Melting

Sometimes, when I have leftover oatmeal, I slice it up the next day and fry it up for breakfast. This morning, I opened the storage container with the thickened oats and divided the contents in two. I prepared the cast iron frying pan by dropping in a modest pat of butter. It landed on the warming surface and began to melt, sending interesting ripples in all directions. I imagined I was a bird flying high in the sky, looking down over a new landform being created by flowing magma. The ripples flowing from the melting butter reminded me of pahoehoe lava flows near Bend.

As I reflected on the melting butter, I felt something move in my mind; an awareness of molten thoughts forming an idea about natural phenomena. It seems all things share a common way of creating the appearance of solidity from fluidity, and the other way around. Melting earth, melting butter…what is the real difference? In the grand scheme of universal creation, there is no difference. Everything is everything else. It is only the mind that makes distinctions.

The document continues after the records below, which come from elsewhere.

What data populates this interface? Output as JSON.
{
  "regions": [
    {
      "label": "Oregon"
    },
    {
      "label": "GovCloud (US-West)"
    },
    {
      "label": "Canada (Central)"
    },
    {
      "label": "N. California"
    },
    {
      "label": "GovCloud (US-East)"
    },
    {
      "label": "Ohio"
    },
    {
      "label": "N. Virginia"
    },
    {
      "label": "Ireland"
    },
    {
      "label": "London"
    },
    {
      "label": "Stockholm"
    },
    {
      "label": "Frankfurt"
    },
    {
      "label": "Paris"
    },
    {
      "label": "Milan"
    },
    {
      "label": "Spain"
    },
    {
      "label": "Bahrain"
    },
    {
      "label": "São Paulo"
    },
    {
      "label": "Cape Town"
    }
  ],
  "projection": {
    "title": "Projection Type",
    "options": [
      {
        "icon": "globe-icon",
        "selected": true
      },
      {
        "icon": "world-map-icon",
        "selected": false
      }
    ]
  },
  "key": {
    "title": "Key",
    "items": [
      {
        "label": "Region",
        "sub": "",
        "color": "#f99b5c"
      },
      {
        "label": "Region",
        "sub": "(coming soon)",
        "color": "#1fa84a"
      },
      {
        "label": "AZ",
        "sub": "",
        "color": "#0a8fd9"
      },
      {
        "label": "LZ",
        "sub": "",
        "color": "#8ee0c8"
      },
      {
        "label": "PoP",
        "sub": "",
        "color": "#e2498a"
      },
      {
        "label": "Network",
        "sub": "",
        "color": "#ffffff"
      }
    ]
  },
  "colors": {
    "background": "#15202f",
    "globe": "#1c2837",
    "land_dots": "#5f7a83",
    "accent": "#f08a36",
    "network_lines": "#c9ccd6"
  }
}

I imagine some of you reading this post are wondering what was in that oatmeal I ate this morning. Was I frying up some hallucinogenic mushrooms? Not that I am aware of, unless Tarn slipped something into the skillet when I wasn’t watching. This is just the way my mind has always functioned, but I did not always feel free to share those ideas with the world. I was conditioned like everyone else to see things as actual; to see form and forget the formless.

Perhaps it is a matter of aging out of that habit, but as I march closer to my inevitable end as a life form, the formless seems to entice me even more. I am compelled to engage in my momentary apparitional life with less fear and more fluidity. Having experienced a moment of death during a surgery a number of years ago, I seem to have a foot in both worlds anyway; form and formless co-arise, often without any reifying thoughts. 

We all have a foot in both worlds whether we know it or not. Our bodies will eventually decay into the elements; we will dissolve into earth, water, fire, wind, and dissipate into the space surrounding. We will melt—and create interesting ripples in the universe.